Enrichment analysis of FATs

Enrichment analysis of FATs was performed by using the web-based software DAVID and including the Biological Process and Molecular Function Gene Ontology vocabulary. Statistical parameters were such that P <0.01, FDR <0.01 and fold enrichment ≥2.

Clustering analysis of the 5hmC level and gene expression

Hierarchical clustering of the 5hmC level and gene expression was carried out using the web-based software Cluster ( Clustering results were visualized with the TreeView program49.

RNA preparation and sequencing

Total RNAs were extracted using QIAGEN RNeasy Mini Kits, and mRNA was isolated by Sera-Mag Oligo (dT) beads (Thermo Scientific) according to the manufacturer’s protocol. Libraries were prepared using the NEB Next mRNA Sample PreP Master Mix Set 1 following the manufacturer’s instructions, and sequenced using Illumina Hiseq 2000.

RNA sequence analysis

Two biological replicates were profiled for each cell type. The correlation coefficient of transcriptome between the duplicates of the same cell type ranged from 0.95 to 0.99 (Supplementary Data 1), indicating that our RNA-Seq transcriptome data were precise. Again, reads from the duplicate of each stage were pooled for further analysis. The number of reads at each stage ranged from 11–19 million. The sequencing reads were mapped to the mouse genome (mm9) by using the TopHat package50. For protein-coding genes and non-coding RNAs, RefSeq genes downloaded from UCSC were used as the reference for assembling transcription units using the Cufflinks software package. The RNA expression level of a gene was represented by fragments per kb of transcript per million mapped reads calculated using the Cufflinks package36. For long non-coding RNA(lncRNAs) genes, lncRNAs downloaded from NONCODER (v3, were used as reference. This set was combined with the non-coding RNAs from the Refseq database to give the final non-coding RNA set. PPP genes were defined as genomic regions containing at least 20 intergenic piRNAs with a density of 10 per kb. The differentially expressed genes were identified using the Cuffdiff package. Original data of RNA-Seq in seven cell types during spermatogenesis are included in Supplementary Data 2.

qRT–PCR evaluation of retrotransposon expression

Total RNAs were isolated from various cell types using a RNA isolation kit from Tiangen Biotech (Cat. DP420). Two micrograms of RNAs were reversed transcribed in a 30-μl reaction using the Oligo(dT) primer by following the instructions of the Promega Reverse Transcription System (Cat. A3500). The total volume was diluted by four times after the reaction and 1 μl of the solution was used in the subsequent qPCRs conducted on the Roche LightCycler 480 Real-Time PCR system using the UltraSYBR Mixture from Beijing CoWin Biotech (Cat. CW0956). The reaction was set up in the following recipe: 1 μl cDNA template, 7.5 μl 2 × PCR Mix, 0.25 μl forward and reverse primers each (10 μM), 6 μl ddH2O. PCR reactions were carried out with a denaturing step (95 °C 10 min) and 45 cycles of denaturing at 95 °C for 15 s followed by annealing and elongation at 60 °C for 1 min.

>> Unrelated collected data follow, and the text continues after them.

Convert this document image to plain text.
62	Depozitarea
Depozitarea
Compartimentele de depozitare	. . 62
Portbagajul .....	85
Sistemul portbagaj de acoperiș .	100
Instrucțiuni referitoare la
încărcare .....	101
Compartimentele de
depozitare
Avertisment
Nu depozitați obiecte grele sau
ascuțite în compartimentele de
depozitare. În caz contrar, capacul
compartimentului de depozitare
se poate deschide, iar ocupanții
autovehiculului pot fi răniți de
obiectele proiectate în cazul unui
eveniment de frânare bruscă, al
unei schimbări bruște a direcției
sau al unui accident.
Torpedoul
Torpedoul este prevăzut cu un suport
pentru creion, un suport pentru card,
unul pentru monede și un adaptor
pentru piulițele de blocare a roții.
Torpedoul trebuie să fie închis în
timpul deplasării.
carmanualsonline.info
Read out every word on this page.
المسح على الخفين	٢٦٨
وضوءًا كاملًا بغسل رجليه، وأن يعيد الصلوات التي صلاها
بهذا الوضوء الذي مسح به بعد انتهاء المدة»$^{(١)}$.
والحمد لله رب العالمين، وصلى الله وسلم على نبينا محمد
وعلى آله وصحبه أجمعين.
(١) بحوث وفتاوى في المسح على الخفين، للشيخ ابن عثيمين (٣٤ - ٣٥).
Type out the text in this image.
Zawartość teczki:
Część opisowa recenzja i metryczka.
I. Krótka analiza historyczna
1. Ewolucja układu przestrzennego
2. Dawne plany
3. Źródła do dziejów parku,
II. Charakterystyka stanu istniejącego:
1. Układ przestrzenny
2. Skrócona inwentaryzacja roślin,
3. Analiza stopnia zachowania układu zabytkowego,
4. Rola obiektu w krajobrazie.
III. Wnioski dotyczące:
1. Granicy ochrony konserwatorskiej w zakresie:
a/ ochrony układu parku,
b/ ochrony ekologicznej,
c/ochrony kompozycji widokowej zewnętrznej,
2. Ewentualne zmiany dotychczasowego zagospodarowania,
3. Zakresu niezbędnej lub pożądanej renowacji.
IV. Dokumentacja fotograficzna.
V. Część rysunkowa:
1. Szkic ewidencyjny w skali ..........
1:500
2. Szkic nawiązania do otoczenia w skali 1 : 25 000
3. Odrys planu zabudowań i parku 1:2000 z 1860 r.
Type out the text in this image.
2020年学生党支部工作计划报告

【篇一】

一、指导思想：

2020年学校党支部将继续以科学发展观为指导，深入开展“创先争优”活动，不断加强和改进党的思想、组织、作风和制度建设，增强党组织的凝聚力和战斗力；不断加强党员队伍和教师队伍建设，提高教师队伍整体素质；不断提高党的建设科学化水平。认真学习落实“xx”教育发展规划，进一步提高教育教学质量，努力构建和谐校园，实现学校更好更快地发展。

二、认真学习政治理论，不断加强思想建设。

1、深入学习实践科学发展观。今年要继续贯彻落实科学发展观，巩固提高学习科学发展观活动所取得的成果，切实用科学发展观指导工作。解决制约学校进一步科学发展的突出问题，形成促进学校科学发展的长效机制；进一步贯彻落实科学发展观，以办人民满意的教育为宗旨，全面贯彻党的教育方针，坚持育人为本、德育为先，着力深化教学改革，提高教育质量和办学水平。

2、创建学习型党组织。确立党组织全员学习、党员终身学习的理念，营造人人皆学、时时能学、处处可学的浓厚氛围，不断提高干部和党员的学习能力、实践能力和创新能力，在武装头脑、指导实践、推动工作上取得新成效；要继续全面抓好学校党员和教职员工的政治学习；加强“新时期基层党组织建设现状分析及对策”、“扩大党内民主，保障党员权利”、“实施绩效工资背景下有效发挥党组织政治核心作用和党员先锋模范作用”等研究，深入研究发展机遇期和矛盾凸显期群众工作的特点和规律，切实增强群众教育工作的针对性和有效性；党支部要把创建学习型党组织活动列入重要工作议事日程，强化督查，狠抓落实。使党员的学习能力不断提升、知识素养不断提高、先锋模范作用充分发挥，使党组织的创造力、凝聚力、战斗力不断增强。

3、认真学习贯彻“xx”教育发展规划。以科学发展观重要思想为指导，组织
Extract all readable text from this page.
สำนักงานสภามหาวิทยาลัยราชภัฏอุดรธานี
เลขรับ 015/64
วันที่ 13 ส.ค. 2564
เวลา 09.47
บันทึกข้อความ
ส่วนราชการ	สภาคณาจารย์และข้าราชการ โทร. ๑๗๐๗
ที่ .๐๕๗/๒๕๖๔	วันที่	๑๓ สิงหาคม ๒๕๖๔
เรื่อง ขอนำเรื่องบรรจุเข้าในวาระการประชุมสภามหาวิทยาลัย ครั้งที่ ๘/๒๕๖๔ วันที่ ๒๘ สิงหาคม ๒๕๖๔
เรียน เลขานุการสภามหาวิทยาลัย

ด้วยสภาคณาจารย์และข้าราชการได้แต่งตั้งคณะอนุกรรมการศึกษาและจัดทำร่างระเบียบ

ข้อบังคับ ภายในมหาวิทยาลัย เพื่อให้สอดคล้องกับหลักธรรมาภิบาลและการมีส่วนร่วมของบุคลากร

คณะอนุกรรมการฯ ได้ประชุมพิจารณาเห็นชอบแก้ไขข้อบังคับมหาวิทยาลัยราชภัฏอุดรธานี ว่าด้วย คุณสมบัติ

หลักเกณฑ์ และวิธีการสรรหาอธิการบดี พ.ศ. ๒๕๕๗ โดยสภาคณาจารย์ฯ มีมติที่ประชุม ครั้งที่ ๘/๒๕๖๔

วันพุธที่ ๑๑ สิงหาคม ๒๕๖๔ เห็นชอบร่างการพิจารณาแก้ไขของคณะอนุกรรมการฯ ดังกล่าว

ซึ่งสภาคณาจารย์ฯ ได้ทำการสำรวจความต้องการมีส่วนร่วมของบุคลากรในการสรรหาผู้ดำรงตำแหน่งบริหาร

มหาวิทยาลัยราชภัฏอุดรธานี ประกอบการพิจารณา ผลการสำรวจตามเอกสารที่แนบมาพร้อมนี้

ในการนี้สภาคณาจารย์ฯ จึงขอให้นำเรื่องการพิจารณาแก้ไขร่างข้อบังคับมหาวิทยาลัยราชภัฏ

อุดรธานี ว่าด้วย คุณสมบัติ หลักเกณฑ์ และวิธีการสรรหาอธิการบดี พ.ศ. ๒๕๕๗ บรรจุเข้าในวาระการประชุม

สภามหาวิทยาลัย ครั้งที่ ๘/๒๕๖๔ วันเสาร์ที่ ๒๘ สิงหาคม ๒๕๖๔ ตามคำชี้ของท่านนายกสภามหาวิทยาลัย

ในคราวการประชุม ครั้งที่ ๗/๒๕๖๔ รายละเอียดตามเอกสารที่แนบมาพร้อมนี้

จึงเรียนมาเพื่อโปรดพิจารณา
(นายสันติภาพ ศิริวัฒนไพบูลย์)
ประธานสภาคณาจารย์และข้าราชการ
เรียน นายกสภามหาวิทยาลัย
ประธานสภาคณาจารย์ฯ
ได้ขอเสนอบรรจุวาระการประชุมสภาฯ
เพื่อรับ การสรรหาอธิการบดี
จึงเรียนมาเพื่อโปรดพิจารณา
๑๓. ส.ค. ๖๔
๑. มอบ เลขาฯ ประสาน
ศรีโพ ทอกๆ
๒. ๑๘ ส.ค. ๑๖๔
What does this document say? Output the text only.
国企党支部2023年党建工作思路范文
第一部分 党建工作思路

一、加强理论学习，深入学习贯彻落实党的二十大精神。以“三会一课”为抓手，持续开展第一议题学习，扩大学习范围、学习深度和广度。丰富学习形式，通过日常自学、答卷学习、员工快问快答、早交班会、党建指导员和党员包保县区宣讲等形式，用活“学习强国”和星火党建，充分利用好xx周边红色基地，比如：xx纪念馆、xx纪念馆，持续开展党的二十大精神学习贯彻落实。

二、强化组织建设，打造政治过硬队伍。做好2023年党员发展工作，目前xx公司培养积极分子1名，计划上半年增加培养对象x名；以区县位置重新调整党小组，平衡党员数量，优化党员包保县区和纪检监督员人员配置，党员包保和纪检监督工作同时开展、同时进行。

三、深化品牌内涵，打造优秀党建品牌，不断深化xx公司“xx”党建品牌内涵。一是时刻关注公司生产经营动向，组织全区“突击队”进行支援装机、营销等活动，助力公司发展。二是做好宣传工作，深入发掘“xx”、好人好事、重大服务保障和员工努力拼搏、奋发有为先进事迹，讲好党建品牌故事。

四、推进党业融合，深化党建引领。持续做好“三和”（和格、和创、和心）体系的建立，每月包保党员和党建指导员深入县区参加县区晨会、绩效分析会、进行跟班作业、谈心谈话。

To decide the optimal internal control, we selected 10 genes whose RNA levels keep relatively constant during spermatogenesis based on published microarray data and our RNA-seq data. The top three most stable genes were identified based on our qRT-PCR data from the eight germ cell types using Bioconductor package SLqPCR based on Vandesompele et al method51. The geometric mean of Actb, Ubc and Nudcd3 were used as internal control for all qPCR analysis. The delta-Ct values of each gene and the internal control were used to derive the expression of retrotransponsons with the amplification efficient being approximated to be 2 based on the raw data. Sequences of all the primers are listed in Supplementary Table S11.

Additional information

Accession Codes: the sequence data from this study have been submitted to the NCBI Gene Expression Omnibus under accession number GSE35005.

How to cite this article: Gan, H. et al. Dynamics of 5-hydroxymethylcytosine during mouse spermatogenesis. Nat. Commun. 4:1995 doi: 10.1038/ncomms2995 (2013).